In Stirling there was lots of conversation about the impact of the Walk, Cycle, Live Stirling project, something that attendees that arrived by train were able to appreciate right away! Speakers from the area shared their experiences of walking (with or without buggys!) and wheeling as well as cycling in the city, highlighting the impact on their lives, and those around them, of being able to do so. There was also discussion about the fact that almost a quarter of people want to drive less (24% in Stirling vs 22% in Scotland), and often use a car because no other transport options are available (42% in Stirling vs 32% in Scotland), identifying an important opportunity to change behaviour by improving alternatives to driving.

Overall, the walking and cycling index is an important project that provides data to inform and support work across Scotland to enable and encourage us all to walk, wheel and cycle more. It demonstrates the importance of walking and wheeling particularly. Alongside our own attitudes survey, it provides evidence that we at Paths for All can use to help shape our delivery and communications work.

Our information and data monitoring officer investigated some of the key areas that sparked initial interest internally at Paths for All, and these can be viewed on the interactive Flourish visualization below, comparing each of the Scottish index cities, as well as the Scotland and UK aggregated results. 

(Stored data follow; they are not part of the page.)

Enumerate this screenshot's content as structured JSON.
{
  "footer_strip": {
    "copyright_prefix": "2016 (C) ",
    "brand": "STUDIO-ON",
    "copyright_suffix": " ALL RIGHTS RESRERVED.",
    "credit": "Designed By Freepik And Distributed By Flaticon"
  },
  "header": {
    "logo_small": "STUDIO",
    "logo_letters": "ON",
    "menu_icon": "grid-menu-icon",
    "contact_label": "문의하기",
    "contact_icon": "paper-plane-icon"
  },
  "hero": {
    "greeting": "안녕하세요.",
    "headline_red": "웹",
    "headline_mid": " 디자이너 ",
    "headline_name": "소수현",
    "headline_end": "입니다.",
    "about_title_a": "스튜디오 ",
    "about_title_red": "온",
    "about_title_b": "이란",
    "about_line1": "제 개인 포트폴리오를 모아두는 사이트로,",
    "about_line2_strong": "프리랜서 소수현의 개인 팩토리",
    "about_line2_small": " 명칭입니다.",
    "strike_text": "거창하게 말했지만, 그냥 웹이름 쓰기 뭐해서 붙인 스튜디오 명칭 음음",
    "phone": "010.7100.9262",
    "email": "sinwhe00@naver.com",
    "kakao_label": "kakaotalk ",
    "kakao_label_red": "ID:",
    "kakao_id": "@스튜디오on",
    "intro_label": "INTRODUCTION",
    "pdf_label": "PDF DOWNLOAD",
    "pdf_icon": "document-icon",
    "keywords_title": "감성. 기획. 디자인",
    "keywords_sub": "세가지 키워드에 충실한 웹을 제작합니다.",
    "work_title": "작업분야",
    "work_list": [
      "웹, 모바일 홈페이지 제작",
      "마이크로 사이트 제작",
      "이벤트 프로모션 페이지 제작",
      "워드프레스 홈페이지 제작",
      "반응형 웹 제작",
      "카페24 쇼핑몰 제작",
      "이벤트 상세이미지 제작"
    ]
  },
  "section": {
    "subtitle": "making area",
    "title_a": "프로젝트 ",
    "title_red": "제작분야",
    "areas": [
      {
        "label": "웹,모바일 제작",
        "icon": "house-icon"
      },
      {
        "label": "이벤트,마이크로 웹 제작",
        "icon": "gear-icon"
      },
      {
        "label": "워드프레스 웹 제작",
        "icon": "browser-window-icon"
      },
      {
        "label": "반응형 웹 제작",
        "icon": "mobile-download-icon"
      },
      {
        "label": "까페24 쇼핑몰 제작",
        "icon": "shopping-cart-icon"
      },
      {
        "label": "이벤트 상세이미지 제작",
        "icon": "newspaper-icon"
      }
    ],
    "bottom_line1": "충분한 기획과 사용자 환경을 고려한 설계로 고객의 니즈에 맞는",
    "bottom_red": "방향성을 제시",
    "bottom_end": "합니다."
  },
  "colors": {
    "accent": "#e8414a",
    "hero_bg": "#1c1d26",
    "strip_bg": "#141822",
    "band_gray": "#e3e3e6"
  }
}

The results also clearly shows that people want more services and amenities within walking and wheeling distance. As our own national attitudes survey also demonstrates, it adds weight to the promotion of more local living – including the 20-minute neighbourhood concept.

Changes that respondents across Scotland agreed would encourage more walking and wheeling include:

Wider pavements (71%)

More frequent road crossings, with reduced wait times (70%)

Nicer places along streets to stop and rest, like more benches (77%)

Better pavement accessibility (74%)

Fewer cars parked on the pavement (68%)



Our Walkipedia website contains key sources of information and evidence relating to walking, pedestrians, and active travel and we update it every month. This month’s new additions include:

New minority ethnic data on the attitudes and behaviors towards cycling in Scotland

New “Move Free” report by Create Streets shows that enabling walking and cycling brings benefits for everyone

Scottish Transport Statistics 2023

Can 20mph speed limit interventions influence liveability?